Especially without CJ in the backfield, Buffalo needs its defense to play even stronger if they hope to beat New England.
4 - Brandon Weeden can't quite do it alone.
The Browns fell behind by two scores quickly in this one, but Weeden almost singlehandedly brought them back on two very polished drives.
However, the rest of the team spent so much time shooting themselves in the foot that QB never really had a chance in the end. I mean, Cleveland started with back-to-back-to-back three-and-outs on their first three possessions, while Buffalo scored on their first two.
Receivers were dropping balls all day (most weren't the quarterback's fault), Richardson just wasn't getting any sort of running room, and though Weeden's age may give him some added patience and experience over other rookies, he just wasn't able to get a consistent thing going.
Brandon finished 27 for 43 (way too many attempts), got 237 yards, and though he had a touchdown, his two interceptions late were forced throws that showed that Weeden is still just a college guy playing pro ball right now. It also doesn't help when your protection crumbles often throughout the day and you're sacked four times for 30 yards and are hit a total of five on the day.

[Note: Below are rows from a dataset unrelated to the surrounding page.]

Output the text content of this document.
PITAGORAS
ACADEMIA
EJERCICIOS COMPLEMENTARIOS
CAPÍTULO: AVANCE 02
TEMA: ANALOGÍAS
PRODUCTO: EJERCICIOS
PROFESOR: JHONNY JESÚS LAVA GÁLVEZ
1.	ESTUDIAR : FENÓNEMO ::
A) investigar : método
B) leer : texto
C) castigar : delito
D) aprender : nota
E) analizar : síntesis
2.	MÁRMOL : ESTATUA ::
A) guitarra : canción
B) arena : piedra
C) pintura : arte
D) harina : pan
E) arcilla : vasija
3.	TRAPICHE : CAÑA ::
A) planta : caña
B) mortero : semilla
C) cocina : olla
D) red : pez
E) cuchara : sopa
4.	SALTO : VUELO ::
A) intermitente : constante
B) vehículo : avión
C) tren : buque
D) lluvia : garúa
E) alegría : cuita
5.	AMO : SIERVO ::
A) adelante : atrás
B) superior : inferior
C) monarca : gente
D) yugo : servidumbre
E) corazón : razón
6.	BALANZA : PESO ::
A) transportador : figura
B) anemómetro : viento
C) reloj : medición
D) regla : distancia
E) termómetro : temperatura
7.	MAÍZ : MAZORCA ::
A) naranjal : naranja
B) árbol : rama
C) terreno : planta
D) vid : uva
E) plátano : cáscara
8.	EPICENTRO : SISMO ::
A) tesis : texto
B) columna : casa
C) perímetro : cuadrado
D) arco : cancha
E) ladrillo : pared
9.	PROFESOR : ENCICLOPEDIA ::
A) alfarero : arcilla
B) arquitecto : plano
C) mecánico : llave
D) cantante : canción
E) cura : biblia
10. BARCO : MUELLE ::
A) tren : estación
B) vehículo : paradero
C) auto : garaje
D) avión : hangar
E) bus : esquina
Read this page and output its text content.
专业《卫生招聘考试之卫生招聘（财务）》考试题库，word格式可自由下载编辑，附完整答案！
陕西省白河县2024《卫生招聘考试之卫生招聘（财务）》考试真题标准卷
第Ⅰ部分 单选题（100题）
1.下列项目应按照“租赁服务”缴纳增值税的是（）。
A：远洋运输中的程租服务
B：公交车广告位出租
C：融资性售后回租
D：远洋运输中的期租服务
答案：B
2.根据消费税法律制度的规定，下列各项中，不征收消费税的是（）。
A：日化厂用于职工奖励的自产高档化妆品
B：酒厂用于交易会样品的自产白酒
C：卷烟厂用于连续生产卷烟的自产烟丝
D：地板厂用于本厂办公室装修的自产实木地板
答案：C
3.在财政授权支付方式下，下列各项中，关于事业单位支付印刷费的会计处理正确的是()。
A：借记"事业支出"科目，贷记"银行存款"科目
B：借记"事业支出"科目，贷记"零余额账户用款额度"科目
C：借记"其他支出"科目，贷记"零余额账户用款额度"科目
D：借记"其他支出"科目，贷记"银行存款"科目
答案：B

Tough day to be an older rookie on a bad team.
5 - There is a deep pool of backups and role players in Buffalo this year.
While the defensive line for the Bills will be getting a large amount of press after this win and many will give love to Stevie Johnson and TJ Graham's touchdowns on the day, there were background players who made those performances much more possible.

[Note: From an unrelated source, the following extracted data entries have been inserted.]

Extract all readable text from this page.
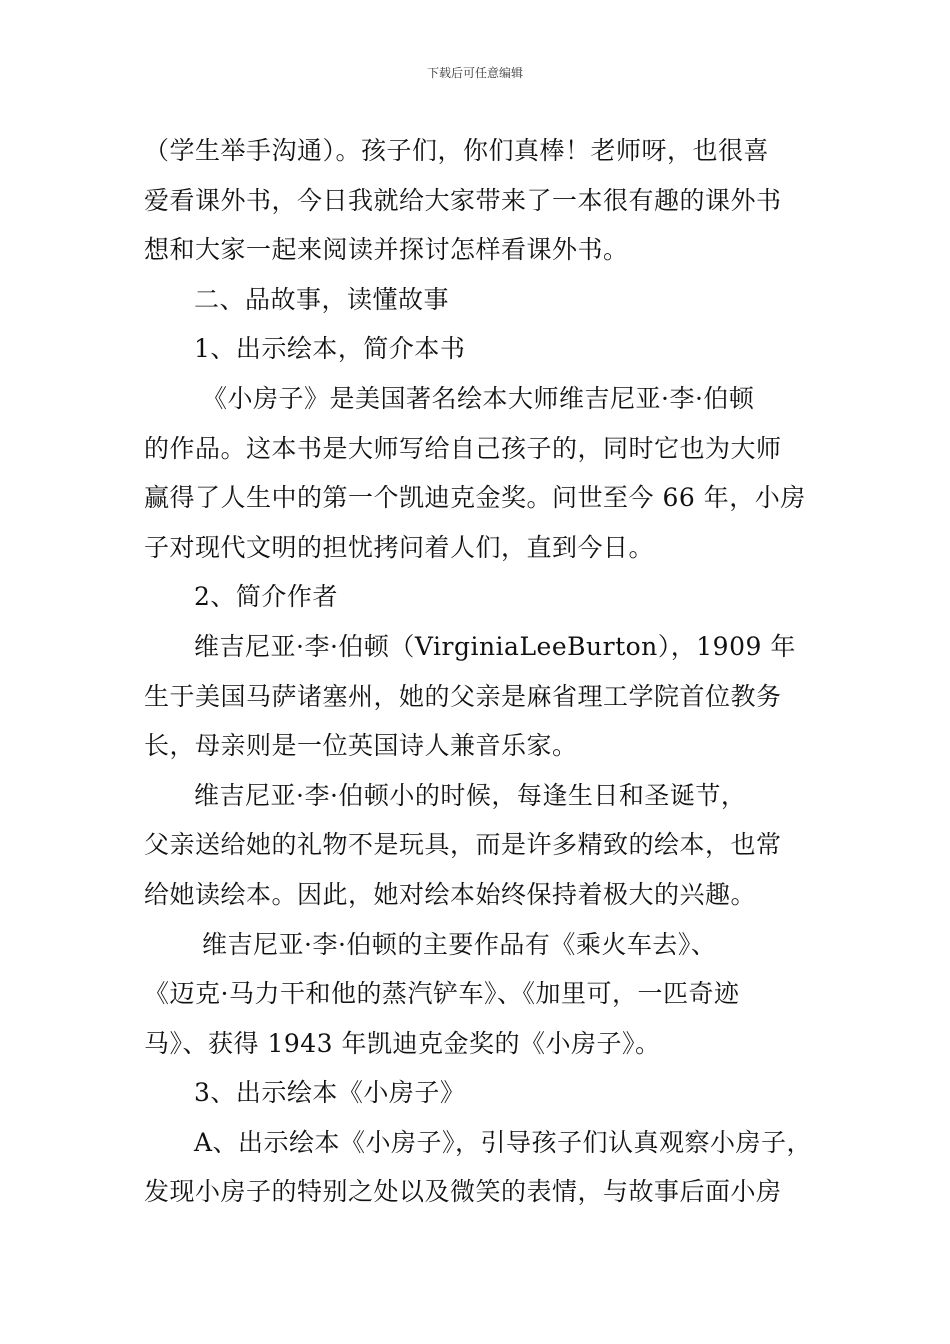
下载后可任意编辑
（学生举手沟通）。孩子们，你们真棒！老师呀，也很喜
爱看课外书，今日我就给大家带来了一本很有趣的课外书
想和大家一起来阅读并探讨怎样看课外书。
二、品故事，读懂故事
1、出示绘本，简介本书
《小房子》是美国著名绘本大师维吉尼亚·李·伯顿
的作品。这本书是大师写给自己孩子的，同时它也为大师
赢得了人生中的第一个凯迪克金奖。问世至今 66 年，小房
子对现代文明的担忧拷问着人们，直到今日。
2、简介作者
维吉尼亚·李·伯顿（VirginiaLeeBurton），1909 年
生于美国马萨诸塞州，她的父亲是麻省理工学院首位教务
长，母亲则是一位英国诗人兼音乐家。
维吉尼亚·李·伯顿小的时候，每逢生日和圣诞节，
父亲送给她的礼物不是玩具，而是许多精致的绘本，也常
给她读绘本。因此，她对绘本始终保持着极大的兴趣。
维吉尼亚·李·伯顿的主要作品有《乘火车去》、
《迈克·马力干和他的蒸汽铲车》、《加里可，一匹奇迹
马》、获得 1943 年凯迪克金奖的《小房子》。
3、出示绘本《小房子》
A、出示绘本《小房子》，引导孩子们认真观察小房子，
发现小房子的特别之处以及微笑的表情，与故事后面小房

Look at linebacker Arthur Moats, who seemed to be near the play every down he was on the field, finishing with six tackles on the day, second most behind veteran Nick Barnett, and corralling runners and receivers all day for others.

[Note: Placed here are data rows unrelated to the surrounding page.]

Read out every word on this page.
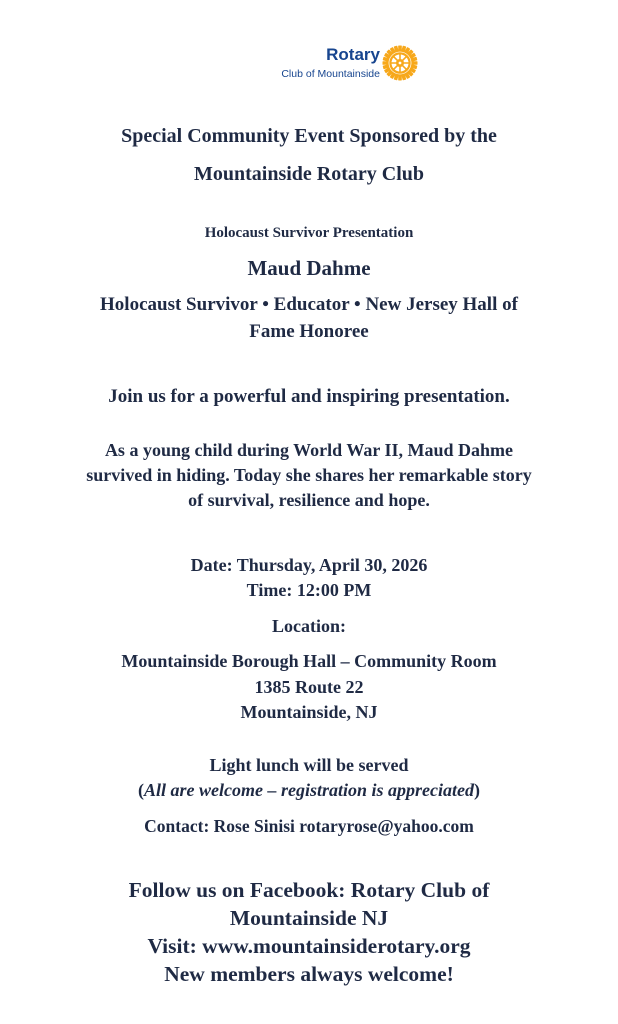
Rotary
Club of Mountainside
Special Community Event Sponsored by the
Mountainside Rotary Club
Holocaust Survivor Presentation
Maud Dahme
Holocaust Survivor • Educator • New Jersey Hall of
Fame Honoree
Join us for a powerful and inspiring presentation.
As a young child during World War II, Maud Dahme
survived in hiding. Today she shares her remarkable story
of survival, resilience and hope.
Date: Thursday, April 30, 2026
Time: 12:00 PM
Location:
Mountainside Borough Hall – Community Room
1385 Route 22
Mountainside, NJ
Light lunch will be served
(All are welcome – registration is appreciated)
Contact: Rose Sinisi rotaryrose@yahoo.com
Follow us on Facebook: Rotary Club of
Mountainside NJ
Visit: www.mountainsiderotary.org
New members always welcome!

Or Donald Jones, who's strong first half (4 catches, 35 yards... 55 if not for an offensive pass interference) got him more attention from coverage, leading directly to the other receivers getting free for scores.
Even when Spiller went down, though the Bills lost that explosive aspect to their run game, the backup tandem of Choice and White still combined for 114 total yards, alleviating serious concerns.
The 2012 Bills may not be as injury-proof as fans would have liked in Western New York, but there is enough talent on both sides of the ball to ensure that the bumps and bruises that go along with any NFL season won't lead to disaster. Meanwhile, the role players are both making plays and drawing attention from stars so they can make plays of their own, so maybe the expectations for another terrible season in Buffalo can now look a little less certain than they did following their week one disappointment in New Jersey.
(Oh, and we also learned the Buffalo rookie TJ Graham needs some touchdown dance lessons ASAP... Damn, that was awkward.)